Quando fu nella sala del trono, disse: «Ho saputo che siete in grado di trasformarvi in qualsiasi genere di creatura! Ho sentito che potete persino trasformarvi in un leone!»
«Certo che posso farlo!» rispose l’orco, «E adesso te lo mostrerò!»
Così dicendo, l’orco si trasformò in un leone, e ruggì tanto forte che il Gatto con gli Stivali si spaventò e si arrampicò sulle travi, e non senza fatica visto che indossava gli stivali!
«Impressionante!» commentò il Gatto con gli Stivali cercando di non pensare alla paura che aveva del leone, «Ma scommetto che non riuscireste a trasformarvi in un animale piccolo e innocuo. Un bruto come voi non potrebbe mai diventare… che ne so… un TOPO!»
L’orco rise di gusto, e poi urlò: «Questo lo vedremo!»
In un istante, l’orco si trasformò in un topolino, come quelli che il Gatto con gli Stivali aveva inseguito per tanti anni al mulino.
Fu proprio grazie alla lunga esperienza al mulino che il Gatto con gli Stivali riuscì a balzare in avanti e a mangiare l’orco in un sol boccone!
Il Gatto con gli Stivali andò poi da tutti i domestici e dalle guardie del castello, rassicurandoli sul fatto che il terribile orco era finalmente stato sconfitto, e che avrebbero avuto un padrone buono e gentile, se solo avessero detto al re di essere al servizio del Marchese di Carabas. Lieti di essere finalmente liberi dalle grinfie dell’orco e speranzosi che il Gatto dicesse il vero sulla bontà del loro nuovo padrone, i domestici e le guardie accolsero la carrozza del re dicendo che il castello era di proprietà del Marchese di Carabas.

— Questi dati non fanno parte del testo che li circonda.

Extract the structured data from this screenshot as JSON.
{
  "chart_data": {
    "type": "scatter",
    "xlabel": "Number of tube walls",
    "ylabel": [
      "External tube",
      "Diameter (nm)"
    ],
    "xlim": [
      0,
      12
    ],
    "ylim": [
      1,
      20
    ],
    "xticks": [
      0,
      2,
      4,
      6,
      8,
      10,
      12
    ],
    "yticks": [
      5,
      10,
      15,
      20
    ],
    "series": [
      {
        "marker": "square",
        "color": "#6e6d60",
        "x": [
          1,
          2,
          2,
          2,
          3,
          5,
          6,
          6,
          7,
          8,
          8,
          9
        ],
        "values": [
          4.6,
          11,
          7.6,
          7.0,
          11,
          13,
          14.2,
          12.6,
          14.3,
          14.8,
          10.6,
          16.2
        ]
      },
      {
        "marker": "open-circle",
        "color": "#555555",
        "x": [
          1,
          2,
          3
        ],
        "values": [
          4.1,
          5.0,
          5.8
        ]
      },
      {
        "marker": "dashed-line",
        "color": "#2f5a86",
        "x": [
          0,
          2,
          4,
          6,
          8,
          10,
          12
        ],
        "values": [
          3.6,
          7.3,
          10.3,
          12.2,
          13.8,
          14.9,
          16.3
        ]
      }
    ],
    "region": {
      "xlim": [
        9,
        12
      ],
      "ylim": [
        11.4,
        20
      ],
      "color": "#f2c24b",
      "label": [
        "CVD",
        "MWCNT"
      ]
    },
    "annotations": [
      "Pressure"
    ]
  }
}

Il Gatto con gli Stivali ordinò che fosse preparato un gran banchetto, durante il quale il Marchese di Carabas chiese alla principessa di sposarlo e, una volta che lei ebbe acconsentito, chiese la sua mano al re. Il re acconsentì al matrimonio con grande gioia, affascinato dai modi e dai possedimenti del Marchese di Carabas. Il ragazzo, ormai divenuto ufficialmente il Marchese di Carabas, sposò la figlia del re, erede al trono, e divenne così il Principe Consorte del regno. Il Gatto con gli Stivali visse per sempre felice e contento, e da quel giorno non fu più costretto ad inseguire i topi… tranne che per divertimento.